Sunday, December 26, 2010

Social Network Analysis

Background


Traditional data mining techniques focus on the interpretation of numeric or ordinal data, such as dollar amounts, or relative levels of affluence. More recent efforts are delving into social data though, by extracting the implicit social information contained within this numeric and ordinal data. This involves more finesse than simply including an employee’s paygrade but looks instead at indicators such as:
  • How many co-workers contact this employee with questions or for advice?
  • Does this person call people at inconvenient hours, “receive quick callbacks,” “and tend to get more calls at times when social events are most often organised.” “Influential customers also reveal their clout by making long calls, while the calls they receive are generally short.”
  • Has “an applicant associated with known criminals?”
  • Are budget items, payment details, or orders being discussed with unauthorized personnel (as determined by email scanning)?
  • What parties or events (as listed on Facebook, mySpace, or Twitter) are to be attended by this person? 
  • Does this individual connect several unrelated social networks, or are they firmly entrenched in their clique?
  • Analyzing social information creates an “index of power”
While all of these indicators are intriguing from a data mining perspective, the scale of existing investment in such software is astonishing, “IBM… says its annual sales of [SNA] software, now growing at double-digit rates, will exceed $15 billion by 2015. In the past five years IBM has spent more than $11 billion buying makers of [social] network-analysis software.”

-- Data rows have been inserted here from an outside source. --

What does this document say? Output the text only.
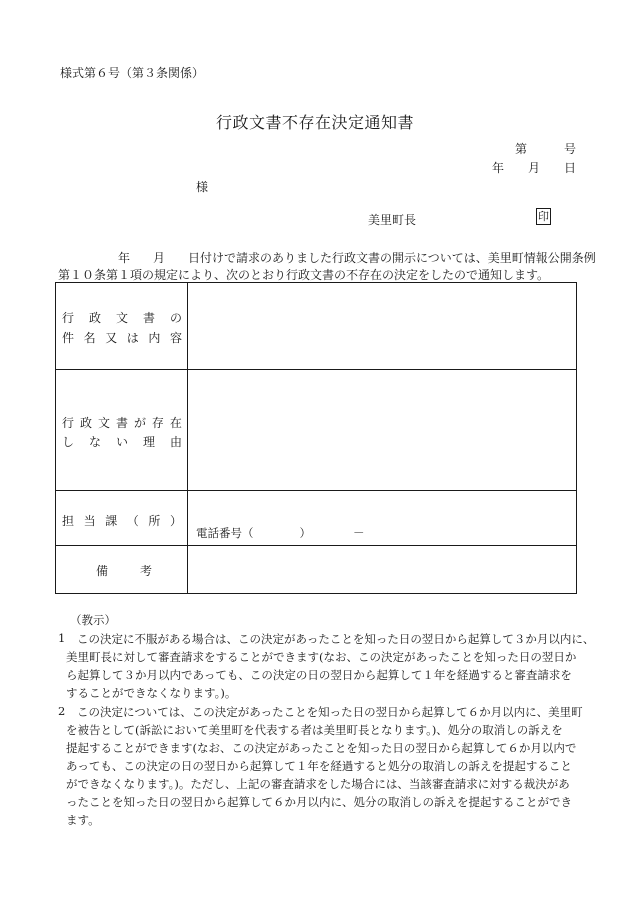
様式第６号（第３条関係）
行政文書不存在決定通知書
第	号
年 月 日
様
美里町長	印
年 月 日付けで請求のありました行政文書の開示については、美里町情報公開条例
第１０条第１項の規定により、次のとおり行政文書の不存在の決定をしたので通知します。
行 政 文 書 の
件 名 又 は 内 容
行 政 文 書 が 存 在
し な い 理 由
担 当 課 （ 所 ）
電話番号（	）	－
備	考
（教示）
1 この決定に不服がある場合は、この決定があったことを知った日の翌日から起算して３か月以内に、
美里町長に対して審査請求をすることができます(なお、この決定があったことを知った日の翌日か
ら起算して３か月以内であっても、この決定の日の翌日から起算して１年を経過すると審査請求を
することができなくなります。)。
2 この決定については、この決定があったことを知った日の翌日から起算して６か月以内に、美里町
を被告として(訴訟において美里町を代表する者は美里町長となります。)、処分の取消しの訴えを
提起することができます(なお、この決定があったことを知った日の翌日から起算して６か月以内で
あっても、この決定の日の翌日から起算して１年を経過すると処分の取消しの訴えを提起すること
ができなくなります。)。ただし、上記の審査請求をした場合には、当該審査請求に対する裁決があ
ったことを知った日の翌日から起算して６か月以内に、処分の取消しの訴えを提起することができ
ます。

Richmond Police Using Facebook to Predict Crime


The Richmond police department now plans staffing to address additional crime “on paydays and when there is a full moon.” Interestingly, they pay special attention to party plans and the social networks of suspects. “Richmond’s police have started monitoring Facebook, MySpace and Twitter messages to determine where the rowdiest festivities will be.” The article mentions that the system has replaced "officers’ reliance on ‘gut feel’" and “saves about $15,000 on overtime pay, because officers are deployed to areas that the software deems ripe for criminal activity” with crime having declined significantly as a result.

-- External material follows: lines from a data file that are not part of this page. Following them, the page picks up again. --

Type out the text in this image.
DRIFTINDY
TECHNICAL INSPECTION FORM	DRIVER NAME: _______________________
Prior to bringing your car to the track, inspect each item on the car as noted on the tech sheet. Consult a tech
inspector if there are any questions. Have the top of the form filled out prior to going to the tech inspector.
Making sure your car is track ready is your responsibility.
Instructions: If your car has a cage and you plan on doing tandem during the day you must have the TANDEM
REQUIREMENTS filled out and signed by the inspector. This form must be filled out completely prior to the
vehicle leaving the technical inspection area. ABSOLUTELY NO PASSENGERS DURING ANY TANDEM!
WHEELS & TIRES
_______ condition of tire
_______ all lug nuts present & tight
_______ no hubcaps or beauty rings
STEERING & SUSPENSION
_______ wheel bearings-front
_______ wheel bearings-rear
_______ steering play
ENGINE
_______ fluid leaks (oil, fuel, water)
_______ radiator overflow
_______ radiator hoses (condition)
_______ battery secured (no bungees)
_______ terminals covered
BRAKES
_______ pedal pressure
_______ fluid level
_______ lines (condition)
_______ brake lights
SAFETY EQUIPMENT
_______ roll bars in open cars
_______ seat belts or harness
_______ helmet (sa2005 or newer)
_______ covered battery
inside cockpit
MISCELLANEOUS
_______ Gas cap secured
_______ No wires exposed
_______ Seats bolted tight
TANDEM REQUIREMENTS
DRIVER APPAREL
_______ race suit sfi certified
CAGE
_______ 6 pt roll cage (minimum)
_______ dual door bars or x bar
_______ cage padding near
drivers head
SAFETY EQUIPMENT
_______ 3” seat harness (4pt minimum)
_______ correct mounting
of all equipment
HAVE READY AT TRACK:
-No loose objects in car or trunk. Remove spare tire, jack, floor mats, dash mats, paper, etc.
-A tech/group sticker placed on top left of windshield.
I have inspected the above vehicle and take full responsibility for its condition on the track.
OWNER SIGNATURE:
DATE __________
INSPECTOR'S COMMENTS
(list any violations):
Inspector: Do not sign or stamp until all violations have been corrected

Telecom Companies Targeting ‘Influencers’

Telecom firms were early adopters of data mining, given their large amount of data, customers tendency for churn and competitors willingness to offer incentives to switch. Beyond their traditional churn/retention models, telecom firms are now using their call records to identify ‘influencers’… those “subscribers [that] frequently persuade their friends, family and colleagues to follow them when they switch to a rival operator” so that they can be offered incentives to retain them and correspondingly their entire social network. Bharti Airtel, the largest mobile network in India, indicates that customer churn has been significantly reduced by applying such SNA software.

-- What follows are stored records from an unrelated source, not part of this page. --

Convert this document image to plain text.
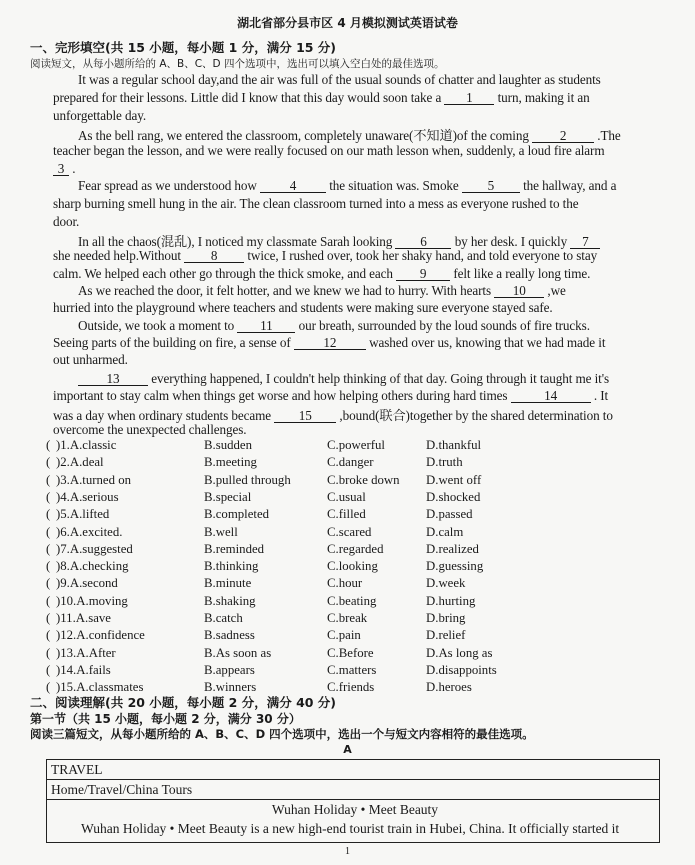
湖北省部分县市区 4 月模拟测试英语试卷
一、完形填空(共 15 小题，每小题 1 分，满分 15 分)
阅读短文，从每小题所给的 A、B、C、D 四个选项中，选出可以填入空白处的最佳选项。
It was a regular school day,and the air was full of the usual sounds of chatter and laughter as students
prepared for their lessons. Little did I know that this day would soon take a 1 turn, making it an
unforgettable day.
As the bell rang, we entered the classroom, completely unaware(不知道)of the coming 2 .The
teacher began the lesson, and we were really focused on our math lesson when, suddenly, a loud fire alarm
3 .
Fear spread as we understood how 4 the situation was. Smoke 5 the hallway, and a
sharp burning smell hung in the air. The clean classroom turned into a mess as everyone rushed to the
door.
In all the chaos(混乱), I noticed my classmate Sarah looking 6 by her desk. I quickly 7
she needed help.Without 8 twice, I rushed over, took her shaky hand, and told everyone to stay
calm. We helped each other go through the thick smoke, and each 9 felt like a really long time.
As we reached the door, it felt hotter, and we knew we had to hurry. With hearts 10 ,we
hurried into the playground where teachers and students were making sure everyone stayed safe.
Outside, we took a moment to 11 our breath, surrounded by the loud sounds of fire trucks.
Seeing parts of the building on fire, a sense of 12 washed over us, knowing that we had made it
out unharmed.
13 everything happened, I couldn't help thinking of that day. Going through it taught me it's
important to stay calm when things get worse and how helping others during hard times	14	. It
was a day when ordinary students became 15 ,bound(联合)together by the shared determination to
overcome the unexpected challenges.
( )1.A.classic	B.sudden	C.powerful	D.thankful
( )2.A.deal	B.meeting	C.danger	D.truth
( )3.A.turned on	B.pulled through	C.broke down D.went off
( )4.A.serious	B.special	C.usual	D.shocked
( )5.A.lifted	B.completed	C.filled	D.passed
( )6.A.excited.	B.well	C.scared	D.calm
( )7.A.suggested	B.reminded	C.regarded	D.realized
( )8.A.checking	B.thinking	C.looking	D.guessing
( )9.A.second	B.minute	C.hour	D.week
( )10.A.moving	B.shaking	C.beating	D.hurting
( )11.A.save	B.catch	C.break	D.bring
( )12.A.confidence	B.sadness	C.pain	D.relief
( )13.A.After	B.As soon as	C.Before	D.As long as
( )14.A.fails	B.appears	C.matters	D.disappoints
( )15.A.classmates	B.winners	C.friends	D.heroes
二、阅读理解(共 20 小题，每小题 2 分，满分 40 分)
第一节（共 15 小题，每小题 2 分，满分 30 分）
阅读三篇短文，从每小题所给的 A、B、C、D 四个选项中，选出一个与短文内容相符的最佳选项。
A
TRAVEL
Home/Travel/China Tours
Wuhan Holiday • Meet Beauty
Wuhan Holiday • Meet Beauty is a new high-end tourist train in Hubei, China. It officially started it
1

Counterterrorism Network Analysis

The cellular, decentralised structure of terror groups leads them to dedicate specific low-level operatives to memorize key addresses, phone numbers and act as Rolodexes. It is therefore more useful for intelligence and law enforcement agencies to target those “Rolodexes” for capture, than more senior terrorists. The article also credits such analysis of the phone records of Saddam Hussein’s chaueffeurs with his ultimate capture.

Personal Thoughts


The article implies that network analysis, link analysis and predictive analysis are similar, although it would be more accurate to say link analysis is a subset of network analysis, and both are subsets of predictive analysis. A substantial portion of the article is also devoted to analytical efforts to predict societal change, such as rioting, terrorist action by Hezbollah, and selecting optimal partners for encouraging social change in failed states such as Sudan. I chose to disregard those items because those efforts were all human-labor intensive, non-algorithmic, and almost entirely unproven in their accuracy, potency, or pertinence.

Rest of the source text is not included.